Gehrig took a couple extra swings in the on-deck circle before walking to the batters’ box. He took big swings at three darting sinker balls and missed them all. Mitchell walked the next batter, also a future Hall of Famer, Tony Lazzeri, on four pitches before being taken out of the game. The 4,000 fans in attendance gave Jackie Mitchell a rousing two-minute standing ovation.
The Lookouts went on to lose 14-4, but that wasn’t the story. A five-foot-eight female striking out two of baseball’s greatest hitters made headlines across the country.
A week later, perhaps embarrassed by a girl striking out two of his superstars, Major League Baseball Commissioner Kenesaw Mountain Landis nullified Jackie’s contract, citing that baseball was “too strenuous for women.” After being banned, she continued to play with barnstorming teams, once being the winning pitcher in a game against the St. Louis Cardinals. Jackie retired from baseball in 1937 and joined her father’s optometry business.
For almost 100 years, baseball historians and fans alike have questioned whether the two strikeouts had been a pre-planned stunt or if a young girl really struck out the two Yankee legends on seven pitches. Neither of them ever admitted to whiffing on purpose.
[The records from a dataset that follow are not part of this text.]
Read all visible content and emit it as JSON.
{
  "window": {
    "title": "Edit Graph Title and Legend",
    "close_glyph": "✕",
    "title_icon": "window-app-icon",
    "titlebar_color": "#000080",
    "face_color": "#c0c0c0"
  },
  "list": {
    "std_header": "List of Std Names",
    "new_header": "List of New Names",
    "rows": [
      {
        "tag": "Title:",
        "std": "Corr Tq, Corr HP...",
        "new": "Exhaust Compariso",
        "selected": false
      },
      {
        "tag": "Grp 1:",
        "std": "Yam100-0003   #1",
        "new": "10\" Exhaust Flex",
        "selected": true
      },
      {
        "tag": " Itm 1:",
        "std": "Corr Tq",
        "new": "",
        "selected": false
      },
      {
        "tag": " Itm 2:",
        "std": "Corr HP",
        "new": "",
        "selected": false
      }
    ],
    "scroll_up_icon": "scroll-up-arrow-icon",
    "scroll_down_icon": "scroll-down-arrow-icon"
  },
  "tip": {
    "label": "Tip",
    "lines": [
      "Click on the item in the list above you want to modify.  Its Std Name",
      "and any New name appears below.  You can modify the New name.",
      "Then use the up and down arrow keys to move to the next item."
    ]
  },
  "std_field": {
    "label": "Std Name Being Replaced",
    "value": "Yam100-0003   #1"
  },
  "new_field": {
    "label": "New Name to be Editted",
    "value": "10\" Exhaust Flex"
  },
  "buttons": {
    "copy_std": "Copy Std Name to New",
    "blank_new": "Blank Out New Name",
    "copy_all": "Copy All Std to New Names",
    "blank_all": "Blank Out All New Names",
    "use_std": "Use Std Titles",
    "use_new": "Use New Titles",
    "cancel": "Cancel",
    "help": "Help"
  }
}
Up until the day that she died, Jackie insisted that she struck out Babe Ruth and Lou Gehrig for real. “Hell, yeah, they were trying,” said the feisty former pitcher. “Ruth and Gehrig had no intention of striking out. They couldn’t hit my sinker.” In 1992, five years after her death, the ban on women in baseball was lifted.
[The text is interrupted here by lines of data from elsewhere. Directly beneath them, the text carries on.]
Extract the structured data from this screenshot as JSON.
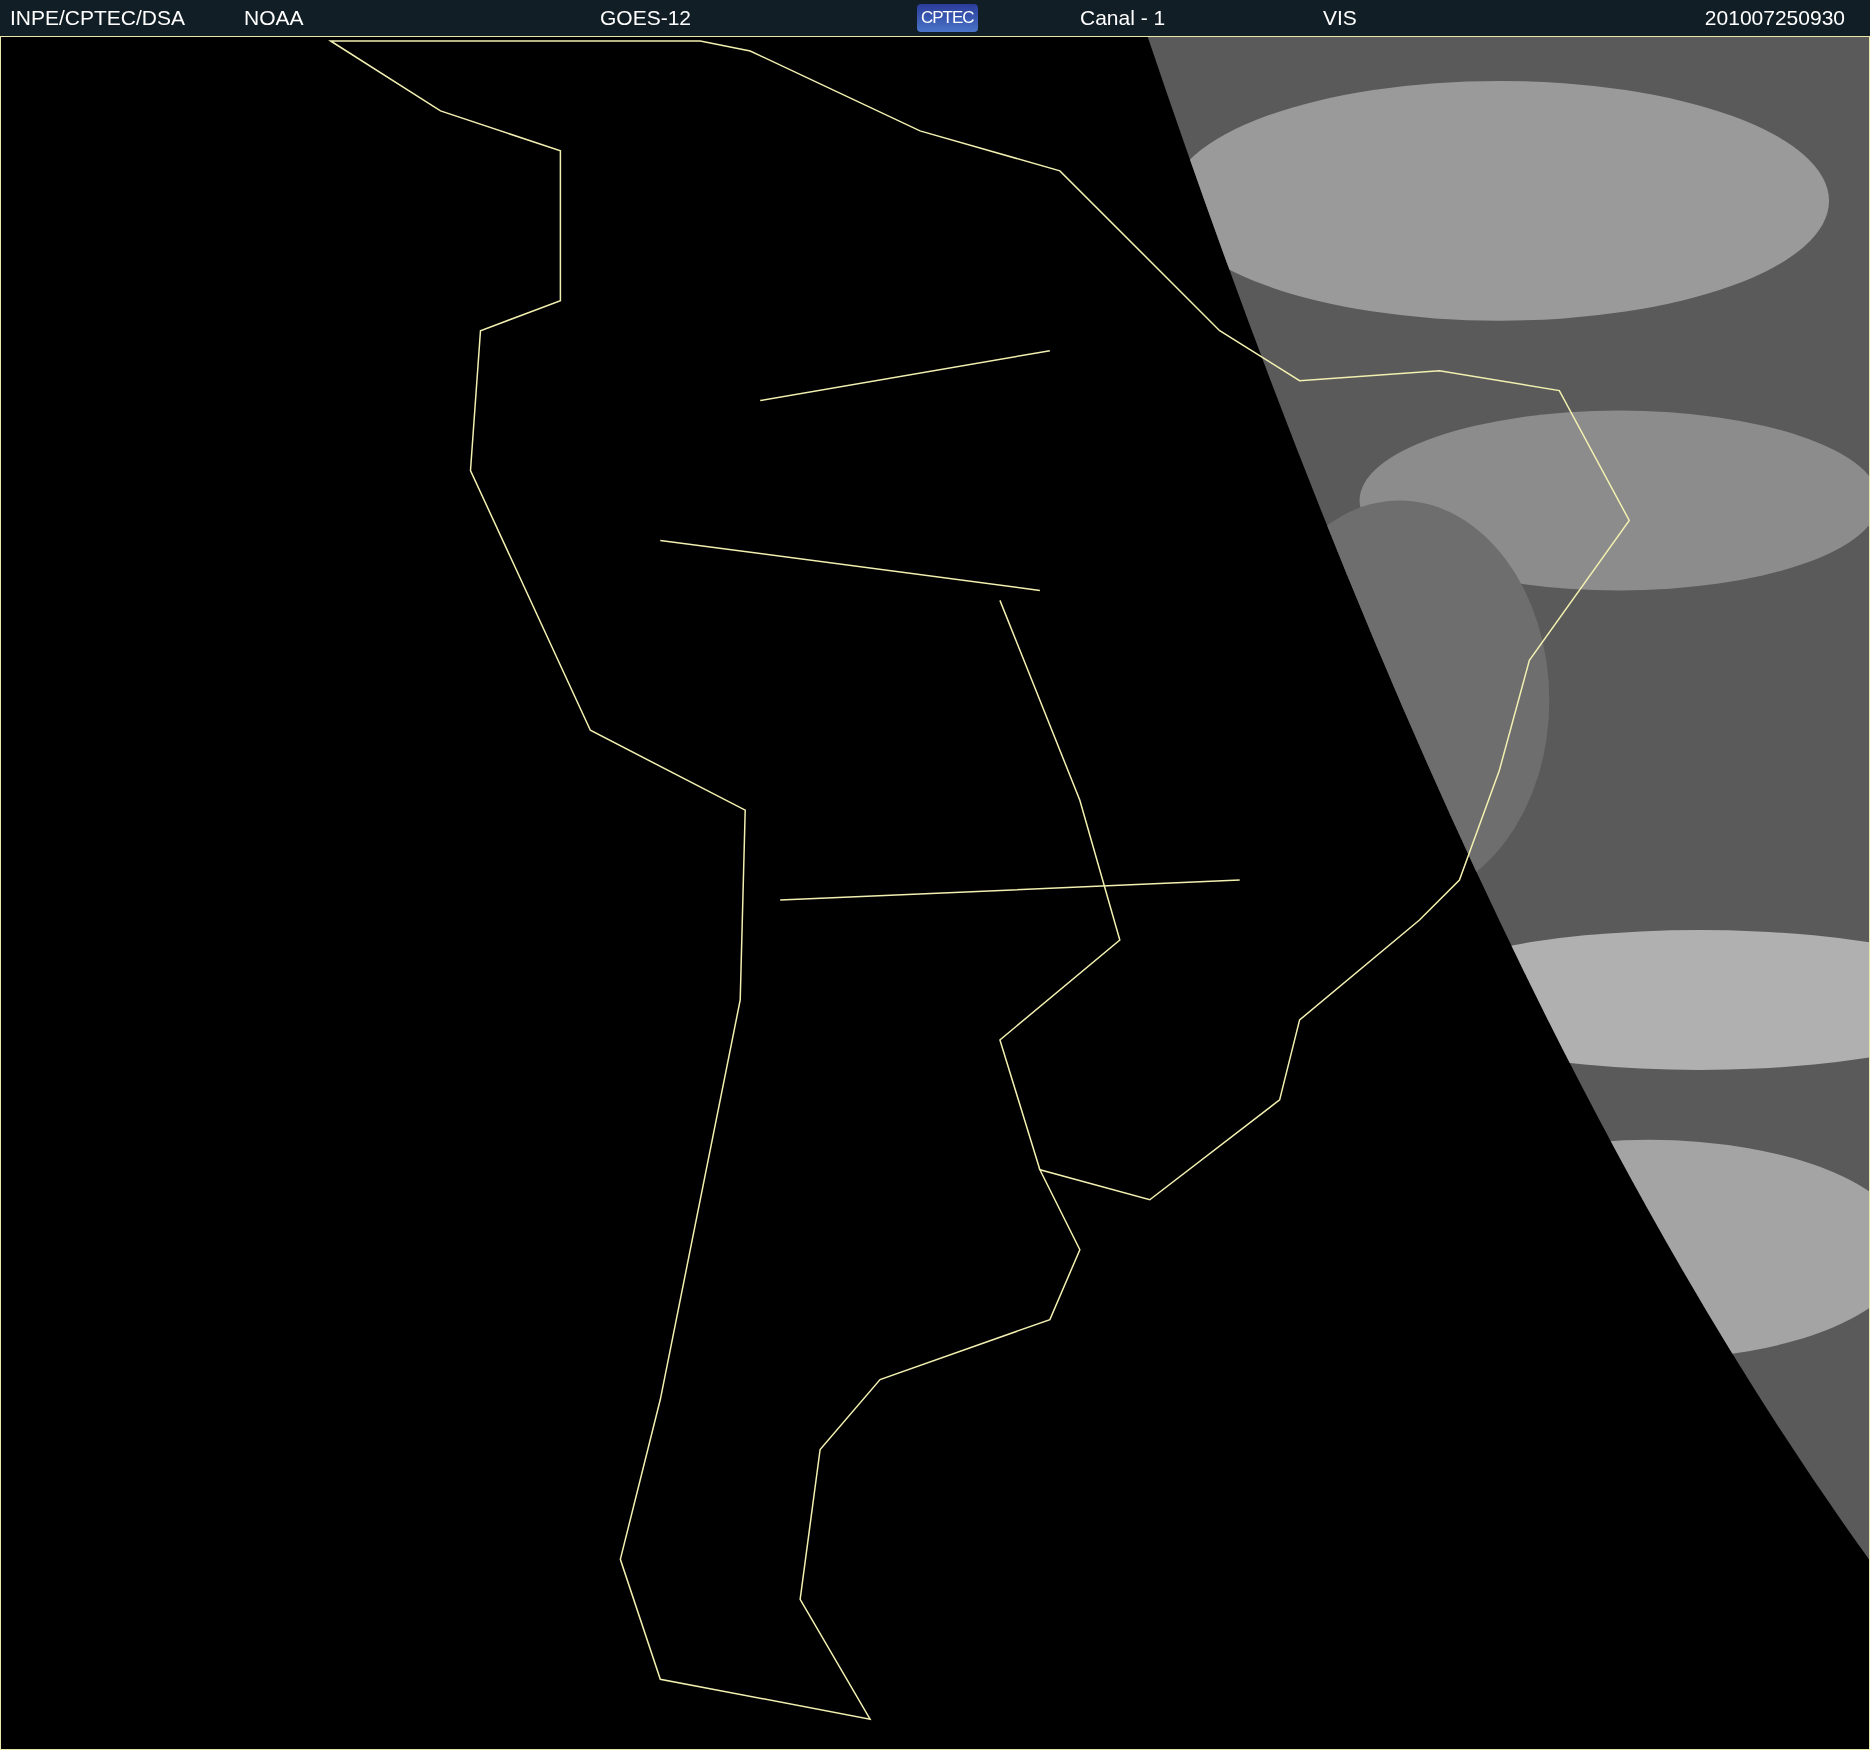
{
  "header": {
    "items": [
      {
        "kind": "text",
        "text": "INPE/CPTEC/DSA"
      },
      {
        "kind": "text",
        "text": "NOAA"
      },
      {
        "kind": "text",
        "text": "GOES-12"
      },
      {
        "kind": "logo",
        "text": "CPTEC"
      },
      {
        "kind": "text",
        "text": "Canal - 1"
      },
      {
        "kind": "text",
        "text": "VIS"
      },
      {
        "kind": "text",
        "text": "201007250930"
      }
    ]
  }
}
At the Baseball Hall of Fame in Cooperstown, New York, in the small women’s exhibit is a picture of two iconic Yankee legends and a young girl in a baseball uniform shaking Ruth’s hand. Jackie Mitchell never made it to the big leagues, but she will always be remembered as the 17-year-old girl who struck out Babe Ruth and Lou Gehrig on a cool, cloudy afternoon in April 1931.